Aspect mining identifies the different aspects in a given text and when used in conjunction with sentiment analysis, Aspect mining extracts complete information from the text. One of the easiest methods of aspect mining is using part-of-speech tagging, when aspect mining and sentiment analysis are used on the sample text, the output conveys the complete intent of the text as analysed under:
Aspects & Sentiments:
• Customer service – Negative
• Call center – Negative
• Agent – Negative
• Pricing/Premium – Positive
Topic modeling is one of the more complicated methods in NLP algorithm to identify natural topics in a given text. The main advantage of topic modeling is that it is an unsupervised technique, where a labelled training and Model training dataset is not required. Topic modeling comprises of the following algorithms:
• Latent Semantic Analysis (LSA)
• Probabilistic Latent Semantic Analysis (PLSA)
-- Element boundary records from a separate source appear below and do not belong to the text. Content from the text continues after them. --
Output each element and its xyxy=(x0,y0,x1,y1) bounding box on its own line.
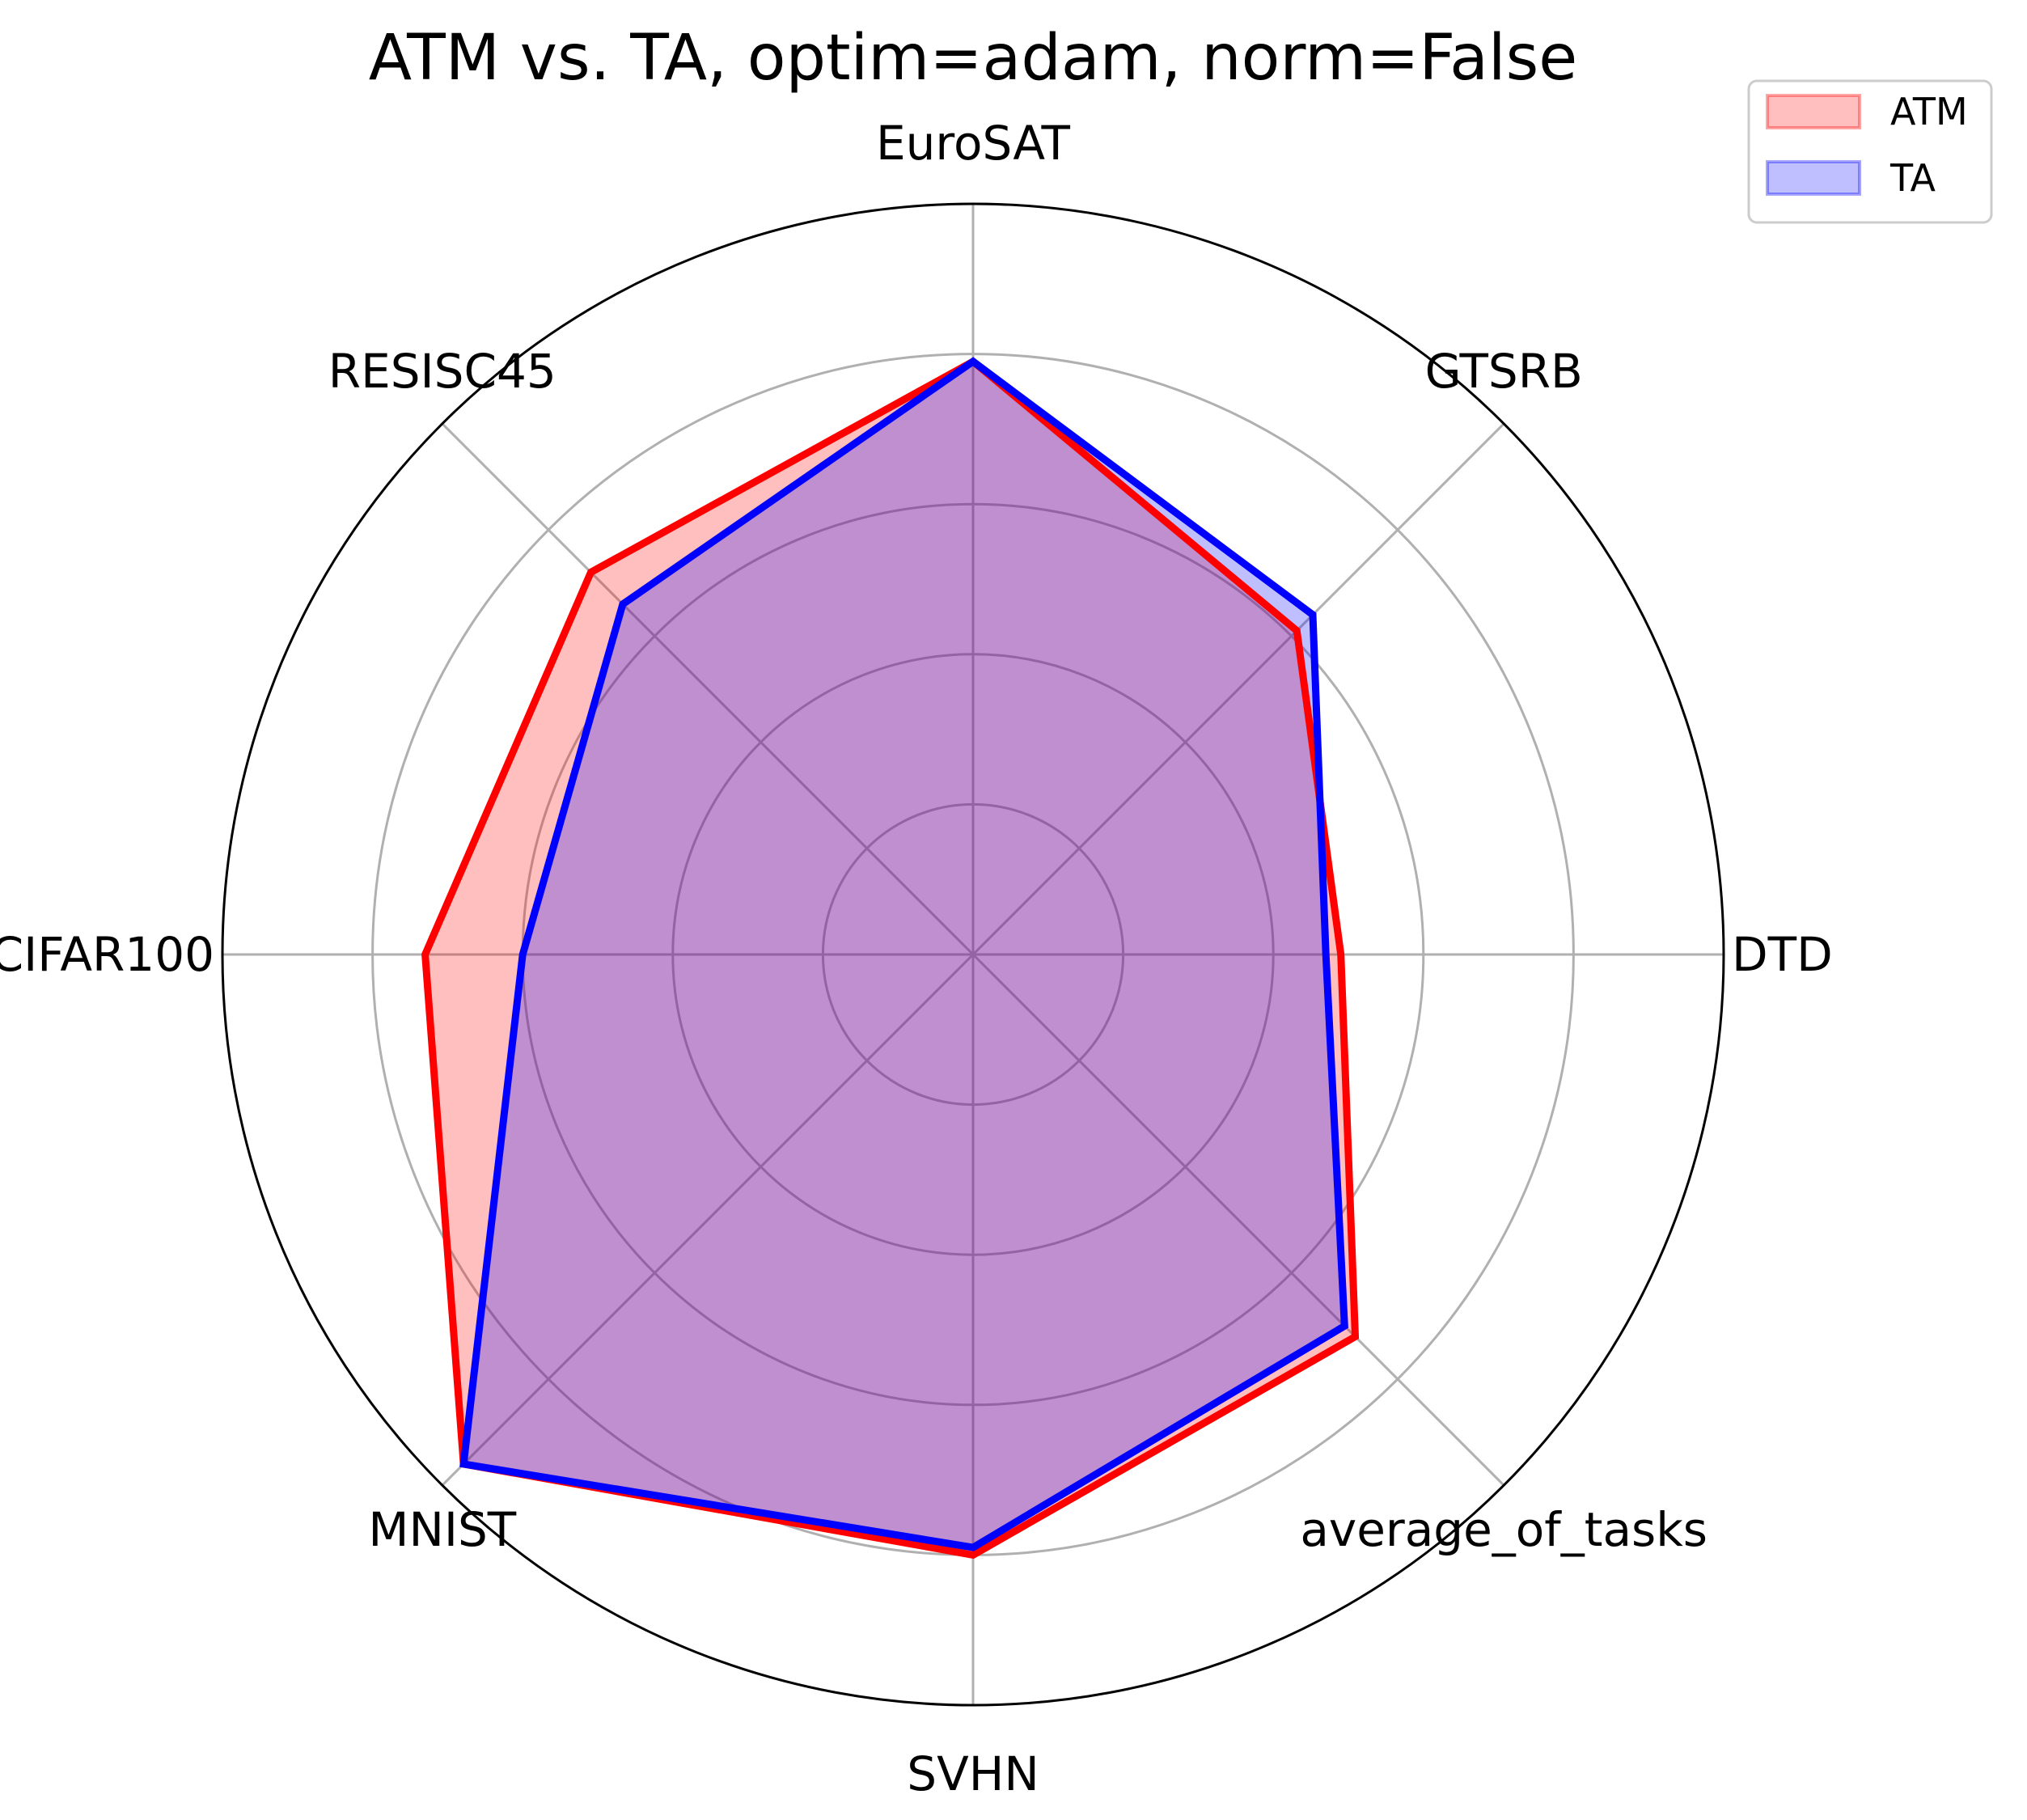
spoke-5 xyxy=(441,953,975,1487)
category-label-2: DTD xyxy=(1732,927,1833,982)
series-layer xyxy=(421,357,1360,1560)
category-labels: EuroSAT GTSRB DTD average_of_tasks SVHN MNIST… xyxy=(0,116,1833,1801)
series-fill-ta xyxy=(463,361,1345,1548)
legend-swatch-atm xyxy=(1766,94,1861,129)
legend-frame xyxy=(1747,79,1993,224)
legend-label-atm: ATM xyxy=(1890,90,1968,133)
spoke-7 xyxy=(441,422,975,956)
outer-frame xyxy=(221,202,1725,1707)
category-label-7: RESISC45 xyxy=(328,344,556,399)
category-label-0: EuroSAT xyxy=(876,116,1071,171)
category-label-4: SVHN xyxy=(907,1746,1039,1801)
legend-items: ATM TA xyxy=(1766,90,1968,200)
series-fill-atm xyxy=(425,361,1356,1555)
category-label-6: CIFAR100 xyxy=(0,927,214,982)
chart-title: ATM vs. TA, optim=adam, norm=False xyxy=(369,22,1577,95)
spoke-1 xyxy=(971,422,1505,956)
legend-label-ta: TA xyxy=(1889,156,1936,200)
category-label-3: average_of_tasks xyxy=(1300,1502,1708,1557)
legend-swatch-ta xyxy=(1766,160,1861,196)
category-label-5: MNIST xyxy=(368,1502,516,1557)
category-label-1: GTSRB xyxy=(1425,344,1583,399)
spoke-3 xyxy=(971,953,1505,1487)
legend: ATM TA xyxy=(1747,79,1993,224)
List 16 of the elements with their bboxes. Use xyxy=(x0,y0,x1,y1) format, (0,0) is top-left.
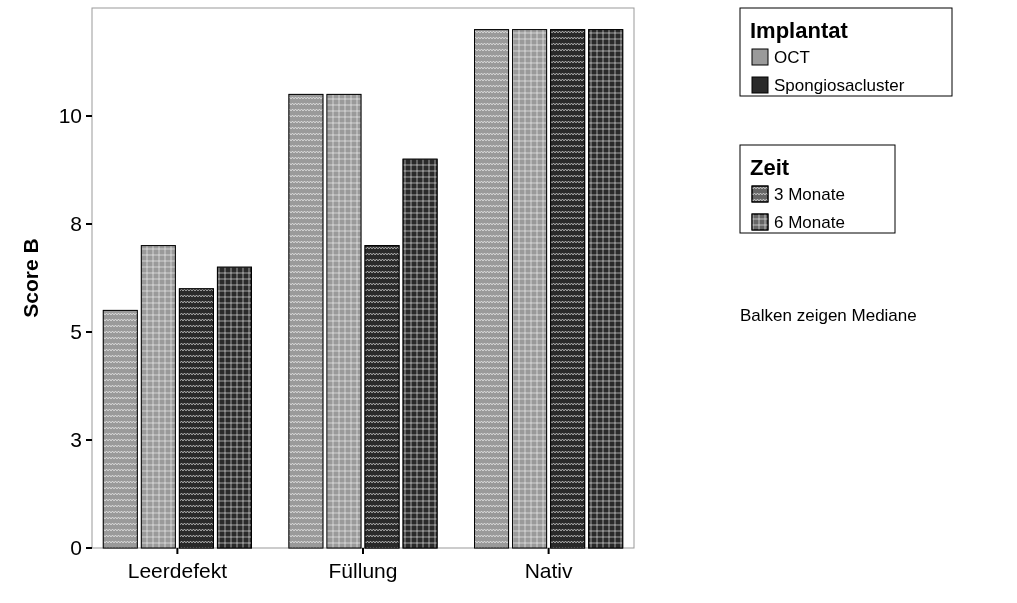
text: 6 Monate xyxy=(774,213,845,232)
y-tick-label: 5 xyxy=(70,320,82,344)
text: Spongiosacluster xyxy=(774,76,905,95)
y-tick-label: 3 xyxy=(70,428,82,452)
text: Balken zeigen Mediane xyxy=(740,306,917,325)
y-tick-label: 8 xyxy=(70,212,82,236)
x-tick-label: Füllung xyxy=(328,559,398,582)
x-tick-label: Nativ xyxy=(524,559,574,582)
y-tick-label: 10 xyxy=(58,104,82,128)
text: 3 Monate xyxy=(774,185,845,204)
text: OCT xyxy=(774,48,810,67)
y-tick-label: 0 xyxy=(70,536,82,560)
text: Implantat xyxy=(750,18,849,43)
x-tick-label: Leerdefekt xyxy=(127,559,228,582)
text: Zeit xyxy=(750,155,790,180)
y-axis-title: Score B xyxy=(19,238,42,318)
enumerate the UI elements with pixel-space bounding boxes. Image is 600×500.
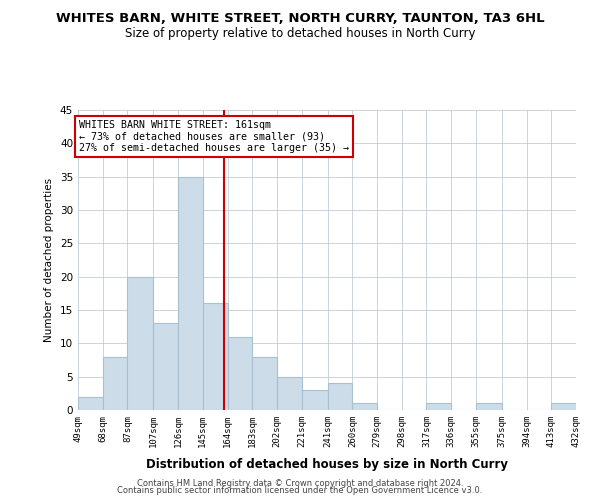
Bar	[154, 324, 178, 410]
Bar	[328, 384, 352, 410]
Bar	[551, 404, 576, 410]
Text: WHITES BARN WHITE STREET: 161sqm
← 73% of detached houses are smaller (93)
27% o: WHITES BARN WHITE STREET: 161sqm ← 73% o…	[79, 120, 349, 153]
Bar	[302, 390, 328, 410]
Bar	[252, 356, 277, 410]
Bar	[277, 376, 302, 410]
Bar	[227, 336, 252, 410]
Bar	[78, 396, 103, 410]
Bar	[127, 276, 154, 410]
Bar	[427, 404, 451, 410]
Text: Size of property relative to detached houses in North Curry: Size of property relative to detached ho…	[125, 28, 475, 40]
Text: Contains HM Land Registry data © Crown copyright and database right 2024.: Contains HM Land Registry data © Crown c…	[137, 478, 463, 488]
Bar	[103, 356, 127, 410]
Y-axis label: Number of detached properties: Number of detached properties	[44, 178, 55, 342]
Text: WHITES BARN, WHITE STREET, NORTH CURRY, TAUNTON, TA3 6HL: WHITES BARN, WHITE STREET, NORTH CURRY, …	[56, 12, 544, 26]
Bar	[476, 404, 502, 410]
Text: Contains public sector information licensed under the Open Government Licence v3: Contains public sector information licen…	[118, 486, 482, 495]
Bar	[352, 404, 377, 410]
X-axis label: Distribution of detached houses by size in North Curry: Distribution of detached houses by size …	[146, 458, 508, 471]
Bar	[178, 176, 203, 410]
Bar	[203, 304, 227, 410]
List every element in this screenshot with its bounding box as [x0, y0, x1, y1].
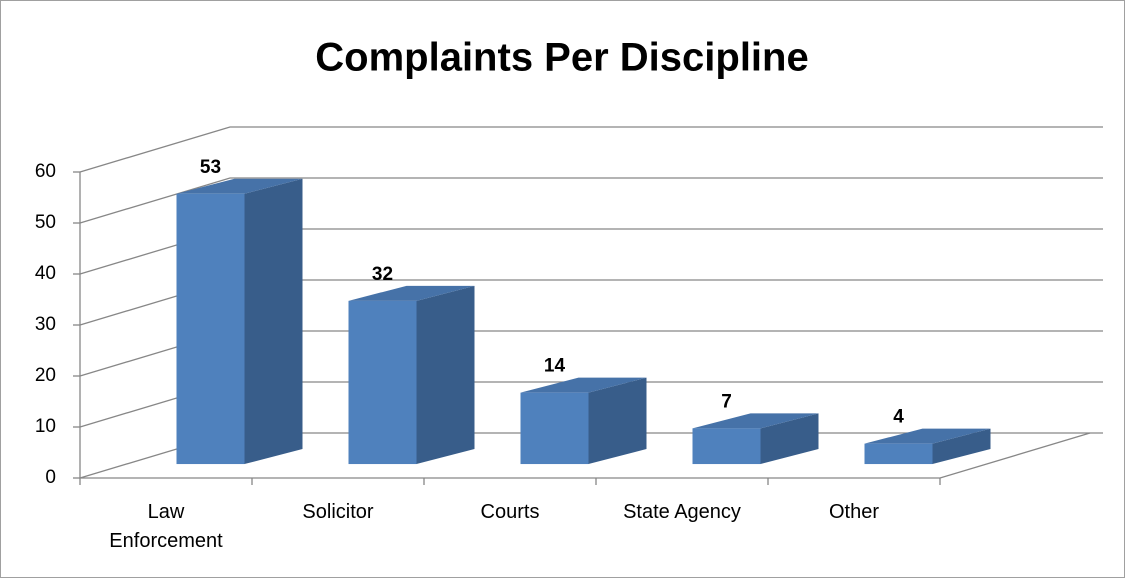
grid-line — [79, 126, 1103, 173]
bar — [520, 392, 589, 465]
y-tick-label: 60 — [35, 161, 56, 182]
data-label: 7 — [721, 391, 732, 412]
data-label: 14 — [544, 356, 566, 377]
x-tick-label: State Agency — [623, 501, 741, 523]
y-tick-label: 30 — [35, 314, 56, 335]
bar-top — [176, 178, 303, 194]
y-tick-label: 20 — [35, 365, 56, 386]
bar-side — [588, 377, 647, 465]
x-tick-label: Other — [828, 501, 880, 523]
bar-side — [416, 285, 475, 465]
bar-top — [520, 377, 647, 393]
y-tick-label: 0 — [45, 467, 56, 488]
data-label: 4 — [893, 407, 904, 428]
bar-side — [244, 178, 303, 465]
chart-title: Complaints Per Discipline — [315, 36, 808, 80]
y-tick-label: 50 — [35, 212, 56, 233]
bar-top — [864, 428, 991, 444]
x-tick-label: Courts — [480, 501, 540, 523]
data-label: 53 — [200, 157, 221, 178]
x-tick-label: Law Enforcement — [109, 501, 223, 552]
y-tick-label: 40 — [35, 263, 56, 284]
bar — [176, 193, 245, 465]
x-tick-label: Solicitor — [302, 501, 374, 523]
grid-line — [79, 177, 1103, 224]
y-tick-label: 10 — [35, 416, 56, 437]
bar-side — [932, 428, 991, 465]
bar — [348, 300, 417, 465]
bar-side — [760, 413, 819, 465]
bar — [864, 443, 933, 465]
bar-top — [348, 285, 475, 301]
data-label: 32 — [372, 264, 393, 285]
bar-top — [692, 413, 819, 429]
bar — [692, 428, 761, 465]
• Latent Dirichlet Allocation (LDA)
• Correlated Topic Model (CTM)
Using the sample text and assuming two inherent topics, the topic modeling output will identify the common words across both topics. In the text as above, the customer complaints about the call centre and the work not being done, the second theme revolves around the fact that the premium is low. The main theme for the first topic 1 includes words like call, center, and service. The main themes in topic 2 are words like price, premium and reasonable. This implies that topic 1 corresponds to customer service and topic two corresponds to pricing.
The techniques discussed above are just a few techniques of natural language processing. Once the important information is extracted from unstructured text using these methods, it can be directly be consumed as insights or used as input in clustering exercises and machine learning models to enhance their performance and accuracy.